Mario Tennis, which debuted as Mario’s Tennis on the Virtual Boy in 1995, started out as a fairly typical sports series. But as more instalments were released, the Mario franchise’s idiosyncrasies slowly began to creep in.
Mario Power Tennis for the GameCube added Power Shots in 2004, special moves that returned the ball with tremendous force after a short cutscene. 2005’s Mario Tennis: Power Tour on the GameBoy Advance added defensive Power Shots as well as tying them to an unseen meter that charged during matches.
Mario Tennis Aces takes these concepts even further.
The newest game features an on-screen energy gauge that can be filled by certain actions, such as extended rallies or the new Trick Shots, which are last-ditch manoeuvres that allow players to track down errant shots. The game so strongly incentivises Trick Shots that it’s often a good idea for to let a ball get behind you and then try a Trick Shot for a risky return in order to build meter.
Mario Tennis Aces players can get access to a number of important moves by stockpiling certain resources.
Zone Speed activates a slow-motion mode that essentially allows characters to move at super speed. Zone Shots put the player in a first-person mode where they can aim shots with pinpoint accuracy. And Special Shots are similar to the old Power Shots by activating a short cutscene and automatically returning any ball with devastating force.
In addition to their increased speed and accuracy, Zone and Special Shots tie into another new Mario Tennis Aces mechanic: Racket health.

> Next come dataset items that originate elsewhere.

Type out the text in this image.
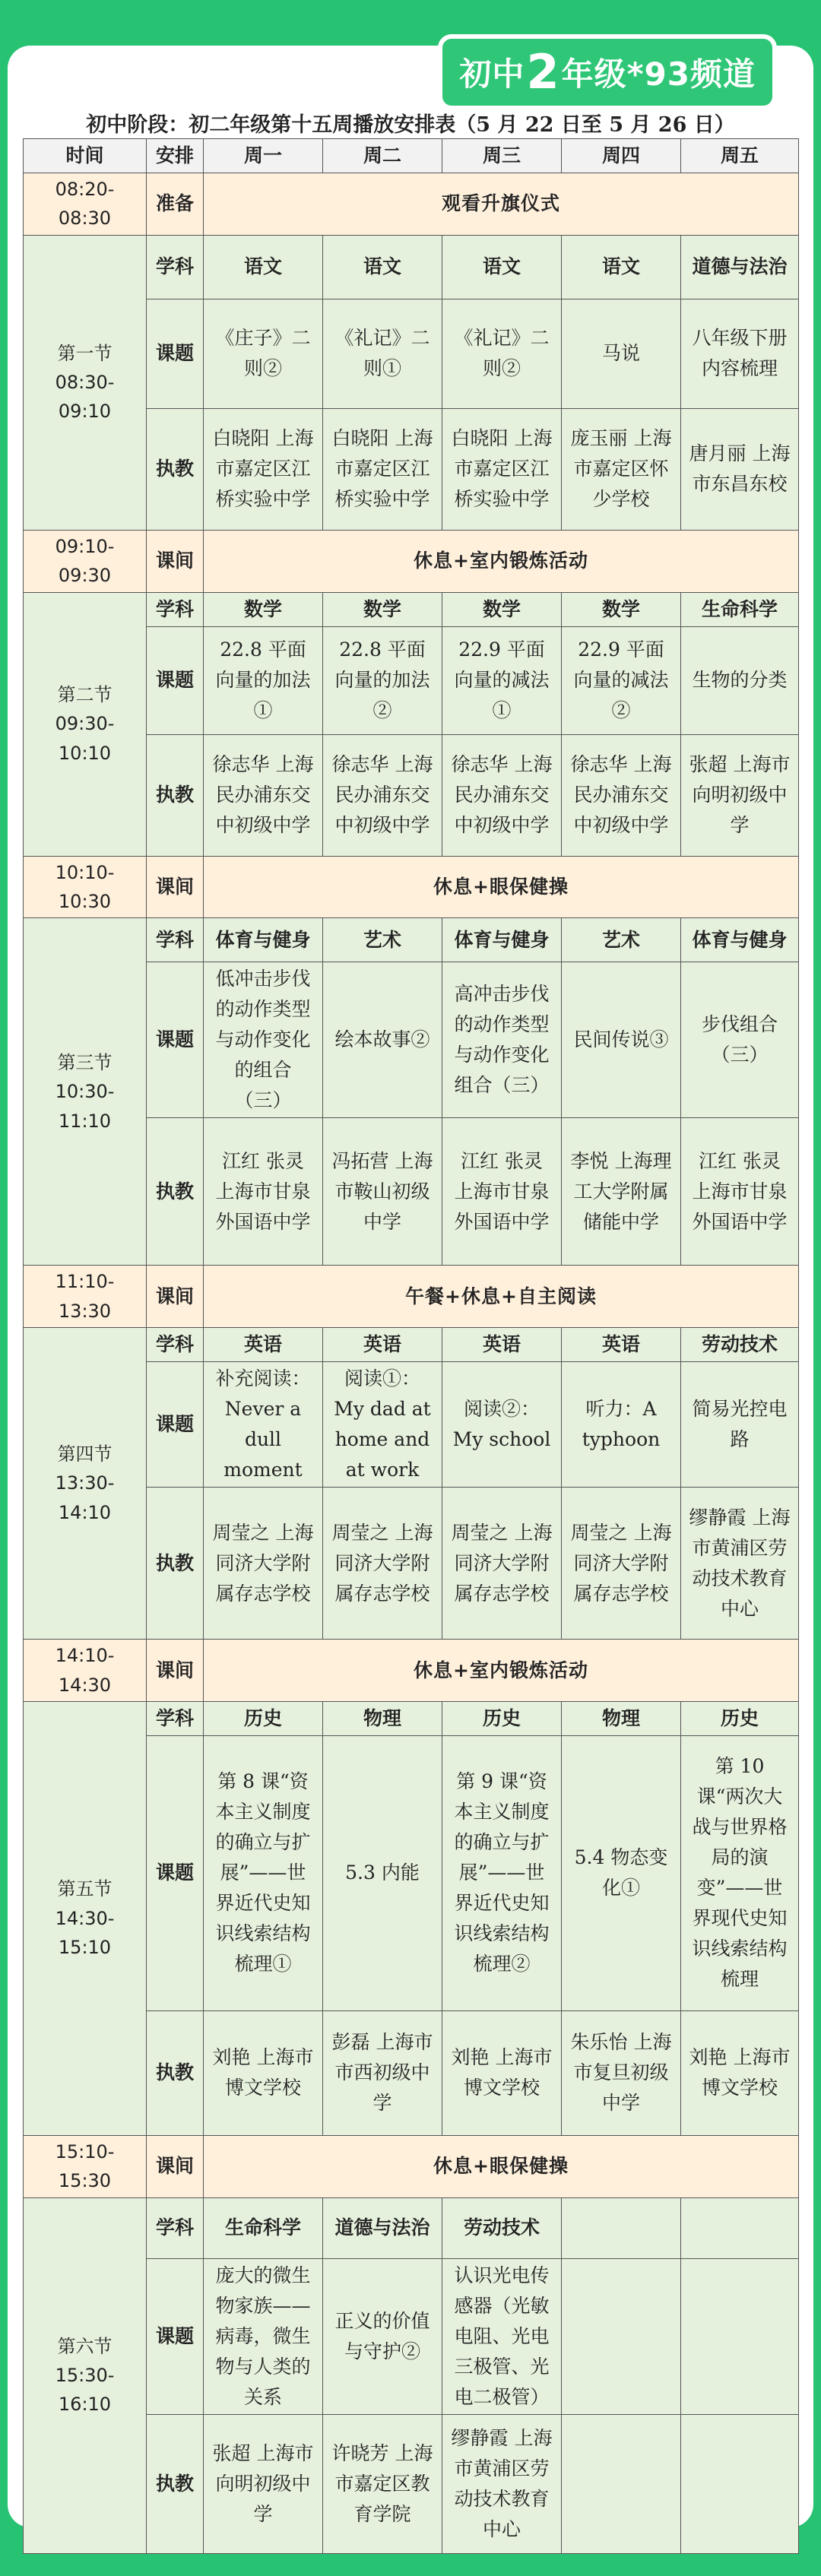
初中 2 年级*93频道
初中阶段：初二年级第十五周播放安排表（5 月 22 日至 5 月 26 日）
时间	安排	周一	周二	周三	周四	周五
08:20-08:30	准备	观看升旗仪式				

第一节
08:30-09:10	学科	语文	语文	语文	语文	道德与法治
	课题	《庄子》二则②	《礼记》二则①	《礼记》二则②	马说	八年级下册内容梳理
	执教	白晓阳 上海市嘉定区江桥实验中学	白晓阳 上海市嘉定区江桥实验中学	白晓阳 上海市嘉定区江桥实验中学	庞玉丽 上海市嘉定区怀少学校	唐月丽 上海市东昌东校
09:10-09:30	课间	休息+室内锻炼活动				

第二节
09:30-10:10	学科	数学	数学	数学	数学	生命科学
	课题	22.8 平面向量的加法①	22.8 平面向量的加法②	22.9 平面向量的减法①	22.9 平面向量的减法②	生物的分类
	执教	徐志华 上海民办浦东交中初级中学	徐志华 上海民办浦东交中初级中学	徐志华 上海民办浦东交中初级中学	徐志华 上海民办浦东交中初级中学	张超 上海市向明初级中学
10:10-10:30	课间	休息+眼保健操				

第三节
10:30-11:10	学科	体育与健身	艺术	体育与健身	艺术	体育与健身
	课题	低冲击步伐的动作类型与动作变化的组合（三）	绘本故事②	高冲击步伐的动作类型与动作变化组合（三）	民间传说③	步伐组合（三）
	执教	江红 张灵 上海市甘泉外国语中学	冯拓营 上海市鞍山初级中学	江红 张灵 上海市甘泉外国语中学	李悦 上海理工大学附属储能中学	江红 张灵 上海市甘泉外国语中学
11:10-13:30	课间	午餐+休息+自主阅读				

第四节
13:30-14:10	学科	英语	英语	英语	英语	劳动技术
	课题	补充阅读：Never a dull moment	阅读①：My dad at home and at work	阅读②：My school	听力：A typhoon	简易光控电路
	执教	周莹之 上海同济大学附属存志学校	周莹之 上海同济大学附属存志学校	周莹之 上海同济大学附属存志学校	周莹之 上海同济大学附属存志学校	缪静霞 上海市黄浦区劳动技术教育中心
14:10-14:30	课间	休息+室内锻炼活动				

第五节
14:30-15:10	学科	历史	物理	历史	物理	历史
	课题	第 8 课“资本主义制度的确立与扩展”——世界近代史知识线索结构梳理①	5.3 内能	第 9 课“资本主义制度的确立与扩展”——世界近代史知识线索结构梳理②	5.4 物态变化①	第 10 课“两次大战与世界格局的演变”——世界现代史知识线索结构梳理
	执教	刘艳 上海市博文学校	彭磊 上海市市西初级中学	刘艳 上海市博文学校	朱乐怡 上海市复旦初级中学	刘艳 上海市博文学校
15:10-15:30	课间	休息+眼保健操				

第六节
15:30-16:10	学科	生命科学	道德与法治	劳动技术		
	课题	庞大的微生物家族——病毒，微生物与人类的关系	正义的价值与守护②	认识光电传感器（光敏电阻、光电三极管、光电二极管）		
	执教	张超 上海市向明初级中学	许晓芳 上海市嘉定区教育学院	缪静霞 上海市黄浦区劳动技术教育中心		
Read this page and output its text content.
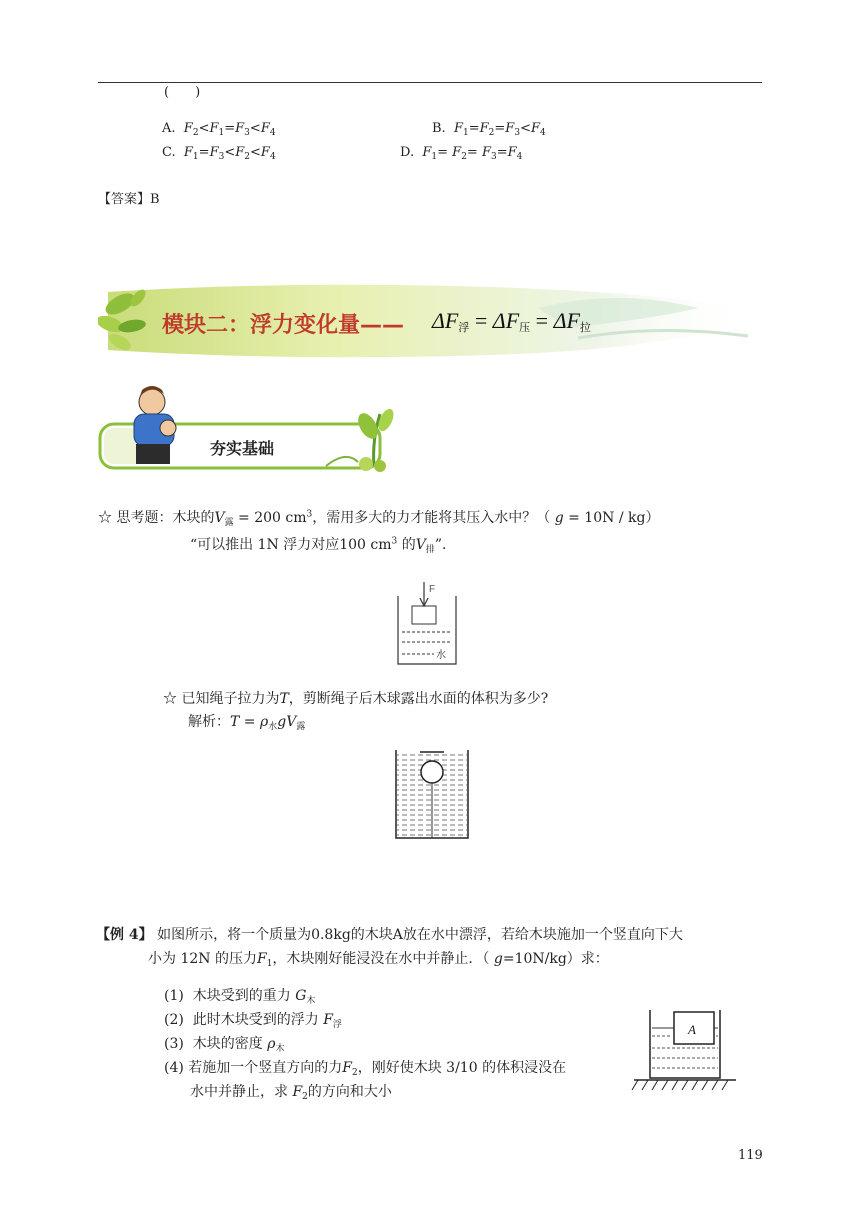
(　　)
A. $F_2<F_1=F_3<F_4$	B. $F_1=F_2=F_3<F_4$
C. $F_1=F_3<F_2<F_4$	D. $F_1= F_2= F_3=F_4$
【答案】B
模块二：浮力变化量—— $\Delta F_浮 = \Delta F_压 = \Delta F_拉$
夯实基础
☆ 思考题：木块的$V_露 = 200$ $cm^3$，需用多大的力才能将其压入水中？（ g = 10N / kg）
“可以推出 1N 浮力对应100 $cm^3$ 的$V_排$”．
F
水
☆ 已知绳子拉力为T，剪断绳子后木球露出水面的体积为多少?
解析：$T = \rho_水gV_露$
【例 4】 如图所示，将一个质量为0.8kg的木块A放在水中漂浮，若给木块施加一个竖直向下大
小为 12N 的压力$F_1$，木块刚好能浸没在水中并静止．（ g=10N/kg）求：
(1) 木块受到的重力 $G_木$
(2) 此时木块受到的浮力 $F_浮$
(3) 木块的密度 $\rho_木$
(4) 若施加一个竖直方向的力$F_2$，刚好使木块 3/10 的体积浸没在
水中并静止，求 $F_2$的方向和大小
A
119
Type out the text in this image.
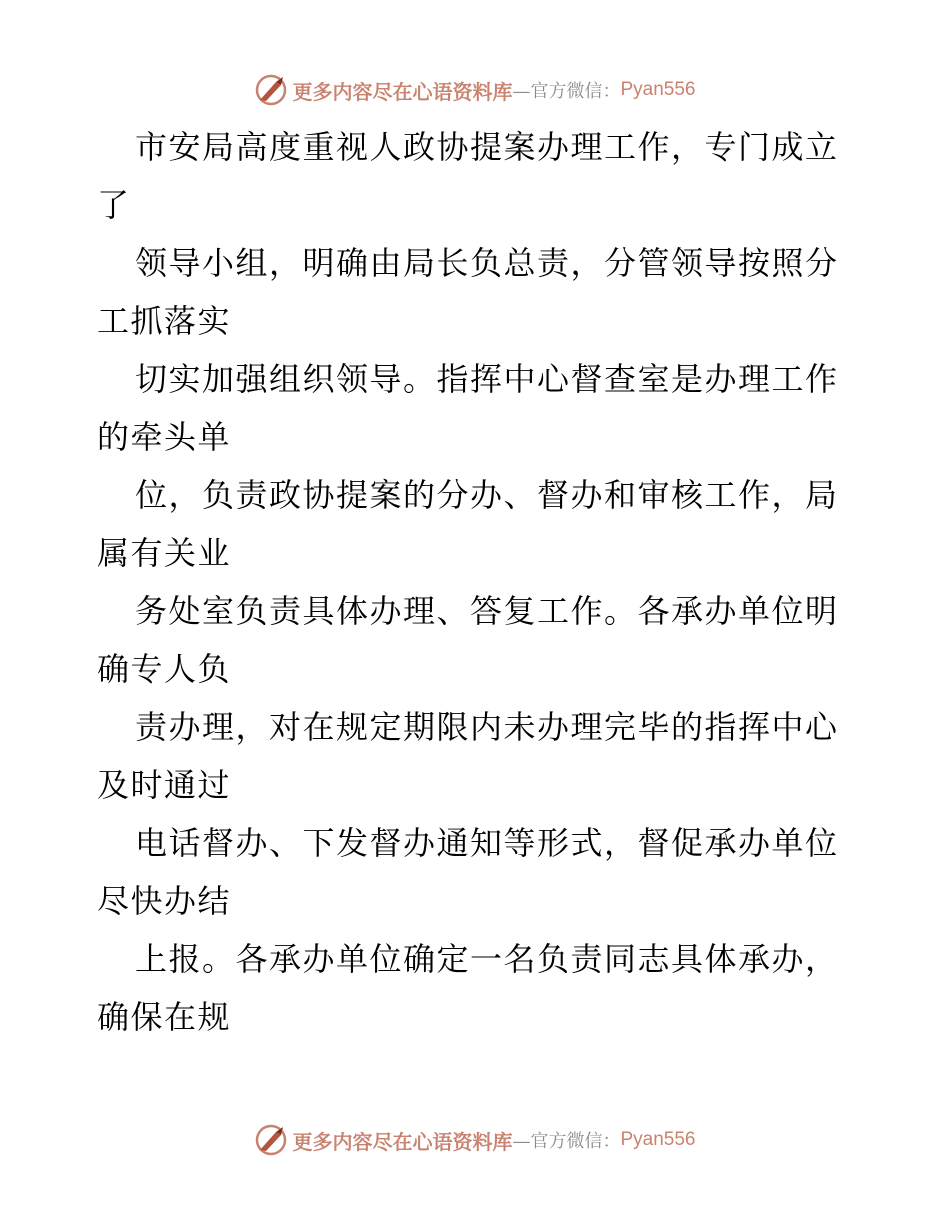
更多内容尽在心语资料库 —官方微信： Pyan556
市安局高度重视人政协提案办理工作，专门成立
了
领导小组，明确由局长负总责，分管领导按照分
工抓落实
切实加强组织领导。指挥中心督查室是办理工作
的牵头单
位，负责政协提案的分办、督办和审核工作，局
属有关业
务处室负责具体办理、答复工作。各承办单位明
确专人负
责办理，对在规定期限内未办理完毕的指挥中心
及时通过
电话督办、下发督办通知等形式，督促承办单位
尽快办结
上报。各承办单位确定一名负责同志具体承办，
确保在规
更多内容尽在心语资料库 —官方微信： Pyan556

Both players are given three rackets that can be damaged over the course of a match through deliberate targeting by the opponent or otherwise mistimed returns. If all of these rackets are broken, the surviving player automatically wins the match no matter the current score, providing a separate avenue towards victory.
— Marow (@Marower) June 1, 2018
It doesn’t take much of a leap to tie these systems – not to mention the typical reading and conditioning of opponents that is already present in tennis – to traditional fighting game mechanics, and many community members did so over the weekend. The energy gauge is a direct analogue to the meter used by games such as Street Fighter and Guilty Gear, and Special Shots draw easy comparison to the cinematic super moves that have been a staple of the fighting genre for years.
Racket health is the biggest game-changer. For the first time since its arrival in 1995, there’s a way to win a Mario Tennis match without winning the most points. Building a strategy around damaging your opponent adds an entirely new dimension to Aces.
On the offensive side, attackers have to weigh the benefits of disregarding an easy point for a returnable assault on the opponent, while defenders need to learn the intricate timing for countering these super shots.
Mario Tennis Aces is the latest in a long line of non-fighting games to stumble into the fighting game community. Catherine, a one-on-one block-building game, is a regular sight at events. Similarly, the puzzle crossover Puyo Puyo Tetris has carved out its own niche thanks to an intense versus mode.
While none of these are fighting games in a conventional sense, their unique incorporation of genre-prevalent strategies such as neutral, footsies and mixups make them an easy fit for the all-inclusive competitive scene. So while Mario Tennis Aces is, at its core, a tennis game, its various bells and whistles add up to a release that feels like a fighting game, and sometimes that’s all that matters.